Preclinical characterization of 3p-C-DEPA(-NCS) and 3p-C-DEPA(-TFP)-PEG(4) as potential Actinium-225 bifunctional chelators using DOTA(-NCS) and macropa(-NCS) as benchmarks.

BACKGROUND: Actinium-225 ((225)Ac) based targeted alpha therapies (TAT) have emerged as a promising strategy for the treatment of several cancer types due to its favourable decay properties, including high linear energy transfer and short particle range, which enable precise tumour targeting. However, there are limited bifunctional chelators (BFCs) available for (225)Ac. In this study, we aim to evaluate the potential of DEPA-based chelators for (225)Ac-labelling. RESULTS: The BFCs 3p-C-DEPA-(NO2), 3p-C-DEPA-(NCS), and 3p-C-DEPA(-TFP)-PEG(4) were synthesized with high yield (≥ 86%) and purity (> 96%). Excellent radiochemical conversions (RCCs) were achieved for [(225)Ac]Ac-3p-C-DEPA-(NO2) across a range of concentrations (0.7- 13.4 µg) with high RCC's (93.7 to 96.8%) after 1 h at room temperature. Stability studies demonstrated that over 95% of this (225)Ac-labelled complex remained intact after 6 days in human serum. The HPLC and bioanalyzer analysis of the immunoconjugates 3p-C-DEPA(-TFP)-PEG(4)-trastuzumab, DOTA-trastuzumab, 3p-C-DEPA-trastuzumab and macropa-trastuzumab showed 98% purity with less than 2% impurities.
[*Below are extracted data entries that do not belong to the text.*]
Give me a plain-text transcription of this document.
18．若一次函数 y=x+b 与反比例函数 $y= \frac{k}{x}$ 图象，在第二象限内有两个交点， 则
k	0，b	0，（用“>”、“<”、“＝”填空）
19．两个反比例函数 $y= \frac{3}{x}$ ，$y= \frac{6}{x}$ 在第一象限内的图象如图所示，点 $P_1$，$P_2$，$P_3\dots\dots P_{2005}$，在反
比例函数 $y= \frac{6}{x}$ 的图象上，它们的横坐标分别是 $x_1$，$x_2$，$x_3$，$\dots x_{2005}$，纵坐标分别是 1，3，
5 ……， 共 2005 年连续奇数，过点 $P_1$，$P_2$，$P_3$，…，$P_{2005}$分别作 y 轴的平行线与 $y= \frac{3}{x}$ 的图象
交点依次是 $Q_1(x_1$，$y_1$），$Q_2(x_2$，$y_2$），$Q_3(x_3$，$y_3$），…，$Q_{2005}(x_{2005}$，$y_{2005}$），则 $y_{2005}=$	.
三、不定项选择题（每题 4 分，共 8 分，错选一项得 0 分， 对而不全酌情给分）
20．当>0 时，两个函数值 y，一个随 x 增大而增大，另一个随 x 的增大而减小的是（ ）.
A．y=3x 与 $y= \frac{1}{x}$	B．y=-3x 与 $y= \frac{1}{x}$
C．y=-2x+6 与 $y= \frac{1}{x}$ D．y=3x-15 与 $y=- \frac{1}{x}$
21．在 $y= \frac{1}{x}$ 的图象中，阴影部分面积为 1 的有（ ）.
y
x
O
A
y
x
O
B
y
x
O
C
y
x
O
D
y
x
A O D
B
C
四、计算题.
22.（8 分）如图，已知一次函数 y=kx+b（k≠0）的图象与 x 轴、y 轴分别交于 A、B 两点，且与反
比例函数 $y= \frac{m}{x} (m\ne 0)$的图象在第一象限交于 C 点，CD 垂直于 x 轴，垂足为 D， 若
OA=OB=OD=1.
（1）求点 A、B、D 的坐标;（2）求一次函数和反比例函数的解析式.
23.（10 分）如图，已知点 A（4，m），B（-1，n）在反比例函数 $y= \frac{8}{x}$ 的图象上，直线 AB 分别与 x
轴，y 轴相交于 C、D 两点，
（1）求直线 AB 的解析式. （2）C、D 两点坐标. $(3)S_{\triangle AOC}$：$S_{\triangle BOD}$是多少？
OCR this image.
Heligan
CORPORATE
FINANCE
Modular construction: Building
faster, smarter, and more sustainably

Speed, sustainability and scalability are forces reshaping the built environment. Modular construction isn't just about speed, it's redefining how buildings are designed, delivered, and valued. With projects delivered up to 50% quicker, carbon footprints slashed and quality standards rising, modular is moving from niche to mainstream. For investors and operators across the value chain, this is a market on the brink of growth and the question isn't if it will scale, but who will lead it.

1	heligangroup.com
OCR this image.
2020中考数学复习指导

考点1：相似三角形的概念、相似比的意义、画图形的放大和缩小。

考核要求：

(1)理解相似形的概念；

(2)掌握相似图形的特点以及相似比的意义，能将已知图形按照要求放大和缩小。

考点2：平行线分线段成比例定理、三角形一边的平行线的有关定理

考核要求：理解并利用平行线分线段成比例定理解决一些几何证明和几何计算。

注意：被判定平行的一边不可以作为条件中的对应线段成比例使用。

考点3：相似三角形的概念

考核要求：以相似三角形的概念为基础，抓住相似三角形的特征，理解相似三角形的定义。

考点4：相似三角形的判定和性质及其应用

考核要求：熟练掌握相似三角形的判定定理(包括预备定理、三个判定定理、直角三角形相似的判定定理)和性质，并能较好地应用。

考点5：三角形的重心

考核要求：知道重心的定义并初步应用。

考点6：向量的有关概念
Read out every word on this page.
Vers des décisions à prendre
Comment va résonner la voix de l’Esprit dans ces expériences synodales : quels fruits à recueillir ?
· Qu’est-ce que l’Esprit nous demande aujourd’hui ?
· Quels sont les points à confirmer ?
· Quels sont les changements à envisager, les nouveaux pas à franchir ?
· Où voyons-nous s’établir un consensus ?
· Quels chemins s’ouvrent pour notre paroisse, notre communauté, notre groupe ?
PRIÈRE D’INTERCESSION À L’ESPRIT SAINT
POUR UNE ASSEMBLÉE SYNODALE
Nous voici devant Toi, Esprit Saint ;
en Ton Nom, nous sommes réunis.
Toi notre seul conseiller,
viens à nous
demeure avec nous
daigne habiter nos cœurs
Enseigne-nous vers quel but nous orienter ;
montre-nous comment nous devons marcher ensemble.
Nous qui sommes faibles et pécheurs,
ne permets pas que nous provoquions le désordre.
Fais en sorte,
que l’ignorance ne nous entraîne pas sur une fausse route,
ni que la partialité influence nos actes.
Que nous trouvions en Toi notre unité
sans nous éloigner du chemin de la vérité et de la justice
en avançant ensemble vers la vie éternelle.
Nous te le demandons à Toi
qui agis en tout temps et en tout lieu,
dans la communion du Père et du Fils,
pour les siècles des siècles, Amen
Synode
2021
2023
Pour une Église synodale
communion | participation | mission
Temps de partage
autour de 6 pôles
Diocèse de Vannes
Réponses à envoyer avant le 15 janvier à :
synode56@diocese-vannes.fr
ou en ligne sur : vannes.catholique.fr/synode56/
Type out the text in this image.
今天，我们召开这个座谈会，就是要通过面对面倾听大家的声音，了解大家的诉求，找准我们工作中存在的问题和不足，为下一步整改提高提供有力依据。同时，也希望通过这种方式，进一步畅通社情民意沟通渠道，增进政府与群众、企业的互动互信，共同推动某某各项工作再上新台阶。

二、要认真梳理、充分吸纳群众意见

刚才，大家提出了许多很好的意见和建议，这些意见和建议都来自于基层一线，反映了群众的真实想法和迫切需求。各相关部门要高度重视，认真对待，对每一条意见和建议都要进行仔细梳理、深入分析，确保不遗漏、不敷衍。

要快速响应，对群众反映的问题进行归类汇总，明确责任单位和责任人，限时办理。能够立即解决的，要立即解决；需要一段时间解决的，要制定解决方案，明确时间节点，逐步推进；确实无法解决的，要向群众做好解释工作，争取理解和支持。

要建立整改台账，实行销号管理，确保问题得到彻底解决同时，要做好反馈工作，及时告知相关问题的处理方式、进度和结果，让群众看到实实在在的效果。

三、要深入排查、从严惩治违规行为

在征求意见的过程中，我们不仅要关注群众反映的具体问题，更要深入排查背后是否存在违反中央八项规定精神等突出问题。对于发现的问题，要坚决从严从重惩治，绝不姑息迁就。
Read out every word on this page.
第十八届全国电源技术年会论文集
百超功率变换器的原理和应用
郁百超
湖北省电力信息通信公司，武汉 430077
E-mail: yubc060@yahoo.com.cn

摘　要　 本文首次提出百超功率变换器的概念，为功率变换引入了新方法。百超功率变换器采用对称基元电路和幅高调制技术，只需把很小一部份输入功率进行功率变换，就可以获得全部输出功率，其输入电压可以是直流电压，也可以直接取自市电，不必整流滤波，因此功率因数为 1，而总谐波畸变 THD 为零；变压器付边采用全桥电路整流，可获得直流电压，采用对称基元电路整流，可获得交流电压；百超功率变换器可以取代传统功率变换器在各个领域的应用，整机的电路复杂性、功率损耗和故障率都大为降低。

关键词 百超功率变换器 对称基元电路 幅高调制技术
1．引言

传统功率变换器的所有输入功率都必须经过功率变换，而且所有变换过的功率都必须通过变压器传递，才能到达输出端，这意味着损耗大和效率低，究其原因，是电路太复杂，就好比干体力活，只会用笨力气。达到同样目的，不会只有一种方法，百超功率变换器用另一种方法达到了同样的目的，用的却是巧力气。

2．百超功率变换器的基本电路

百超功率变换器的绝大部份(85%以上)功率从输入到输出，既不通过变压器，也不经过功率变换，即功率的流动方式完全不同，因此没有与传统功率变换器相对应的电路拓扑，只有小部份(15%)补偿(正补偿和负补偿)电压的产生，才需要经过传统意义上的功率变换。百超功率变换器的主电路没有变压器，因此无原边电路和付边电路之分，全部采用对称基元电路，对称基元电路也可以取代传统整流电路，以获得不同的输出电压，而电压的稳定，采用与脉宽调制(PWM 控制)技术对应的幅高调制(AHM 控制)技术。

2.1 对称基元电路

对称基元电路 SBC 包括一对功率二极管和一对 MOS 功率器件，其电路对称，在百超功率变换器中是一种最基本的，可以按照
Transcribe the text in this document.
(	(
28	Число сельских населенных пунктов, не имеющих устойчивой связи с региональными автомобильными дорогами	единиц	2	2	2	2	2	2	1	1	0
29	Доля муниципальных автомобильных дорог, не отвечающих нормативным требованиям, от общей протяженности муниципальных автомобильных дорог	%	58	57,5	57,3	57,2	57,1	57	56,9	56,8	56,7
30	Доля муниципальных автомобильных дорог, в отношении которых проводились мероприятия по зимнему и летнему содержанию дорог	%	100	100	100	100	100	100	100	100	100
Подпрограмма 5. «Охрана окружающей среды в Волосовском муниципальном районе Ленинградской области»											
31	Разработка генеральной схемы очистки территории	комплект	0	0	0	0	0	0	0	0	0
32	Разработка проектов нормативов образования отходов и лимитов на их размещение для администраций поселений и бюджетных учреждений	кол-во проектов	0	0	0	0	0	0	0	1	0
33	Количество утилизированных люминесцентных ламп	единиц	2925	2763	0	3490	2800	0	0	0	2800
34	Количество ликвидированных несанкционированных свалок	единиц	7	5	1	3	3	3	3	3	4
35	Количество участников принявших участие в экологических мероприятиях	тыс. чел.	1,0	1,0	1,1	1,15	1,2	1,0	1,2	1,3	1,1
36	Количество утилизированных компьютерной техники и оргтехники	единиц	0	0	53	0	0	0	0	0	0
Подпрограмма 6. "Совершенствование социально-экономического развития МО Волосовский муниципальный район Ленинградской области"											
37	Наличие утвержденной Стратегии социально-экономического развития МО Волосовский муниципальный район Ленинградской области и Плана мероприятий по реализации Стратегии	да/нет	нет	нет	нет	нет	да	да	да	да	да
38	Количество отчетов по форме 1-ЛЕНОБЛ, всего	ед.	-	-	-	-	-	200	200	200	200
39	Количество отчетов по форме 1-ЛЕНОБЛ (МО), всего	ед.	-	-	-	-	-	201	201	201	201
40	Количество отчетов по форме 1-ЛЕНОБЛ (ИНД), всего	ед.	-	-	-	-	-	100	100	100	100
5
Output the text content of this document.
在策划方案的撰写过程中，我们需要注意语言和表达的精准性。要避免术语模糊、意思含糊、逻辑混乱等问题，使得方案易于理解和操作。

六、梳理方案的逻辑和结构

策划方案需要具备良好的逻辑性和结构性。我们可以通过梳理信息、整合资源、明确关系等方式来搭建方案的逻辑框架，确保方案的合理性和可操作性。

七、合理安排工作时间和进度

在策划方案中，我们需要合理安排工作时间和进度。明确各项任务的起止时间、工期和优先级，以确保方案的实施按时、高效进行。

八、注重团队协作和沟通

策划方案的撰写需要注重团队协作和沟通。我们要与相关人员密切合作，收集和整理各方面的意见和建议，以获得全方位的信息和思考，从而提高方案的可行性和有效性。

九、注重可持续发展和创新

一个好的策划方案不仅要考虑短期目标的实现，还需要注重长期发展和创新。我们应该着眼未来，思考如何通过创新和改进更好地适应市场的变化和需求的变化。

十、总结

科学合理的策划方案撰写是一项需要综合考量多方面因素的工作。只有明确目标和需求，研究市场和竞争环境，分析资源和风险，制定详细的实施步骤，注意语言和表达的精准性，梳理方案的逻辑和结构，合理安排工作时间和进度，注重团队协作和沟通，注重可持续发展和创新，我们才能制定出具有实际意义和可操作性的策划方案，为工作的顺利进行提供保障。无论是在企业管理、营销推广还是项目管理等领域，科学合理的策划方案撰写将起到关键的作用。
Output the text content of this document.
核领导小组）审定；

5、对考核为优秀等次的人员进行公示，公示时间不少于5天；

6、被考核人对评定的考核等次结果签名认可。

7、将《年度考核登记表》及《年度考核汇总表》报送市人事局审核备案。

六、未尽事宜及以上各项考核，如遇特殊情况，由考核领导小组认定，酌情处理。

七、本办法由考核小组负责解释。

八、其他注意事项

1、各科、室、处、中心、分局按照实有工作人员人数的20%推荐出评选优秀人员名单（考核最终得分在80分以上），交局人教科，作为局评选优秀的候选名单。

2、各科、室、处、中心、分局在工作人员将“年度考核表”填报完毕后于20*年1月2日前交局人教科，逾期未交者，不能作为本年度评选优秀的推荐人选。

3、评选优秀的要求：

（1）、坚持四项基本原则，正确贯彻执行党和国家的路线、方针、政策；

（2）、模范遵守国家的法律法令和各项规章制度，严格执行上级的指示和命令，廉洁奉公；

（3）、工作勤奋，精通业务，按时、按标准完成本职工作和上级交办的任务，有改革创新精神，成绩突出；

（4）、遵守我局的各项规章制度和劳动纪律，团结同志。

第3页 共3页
A RCC of 94.6% was obtained for [(225)Ac]Ac-3p-C-DEPA-trastuzumab, 93.5% for [(225)Ac]Ac-3p-C-DEPA(-TFP)-PEG(4)-trastuzumab, 80.9% for [(225)Ac]Ac-DOTA-trastuzumab, and 96.5% for [(225)Ac]Ac-macropa-trastuzumab after 2 h incubation at 37 °C. In PBS, high stability of [(225)Ac]Ac-3p-C-DEPA(-TFP)-PEG(4)-trastuzumab was observed (91.3 ± 4.3%), which is comparable to that of [(225)Ac]Ac-macropa-trastuzumab (81.9 ± 5.6%). In contrast, [(225)Ac]Ac-3p-C-DEPA-trastuzumab and [(225)Ac]Ac-DOTA-trastuzumab were less stable in PBS with only 48.3 ± 1.2% and 60.1 ± 0.6% intact tracer left after 10 d. There were no major significant differences between the biodistribution profile of [(225)Ac]Ac-3p-C-DEPA-trastuzumab, [(225)Ac]Ac-3p-C-DEPA(-TFP)-PEG(4)-trastuzumab, [(225)Ac]Ac-DOTA-trastuzumab and [(225)Ac]Ac-macropa-trastuzumab in all organs of interest (p > 0.05 for all organs). CONCLUSIONS: 3p-C-DEPA(-TFP)-PEG₄ demonstrated excellent potential as a bifunctional chelator for (225)Ac, showing high radiolabelling efficiency under mild conditions and outstanding in vitro stability of the resulting (225)Ac-labelled bioconjugate. Further preclinical studies are warranted to validate its therapeutic potential.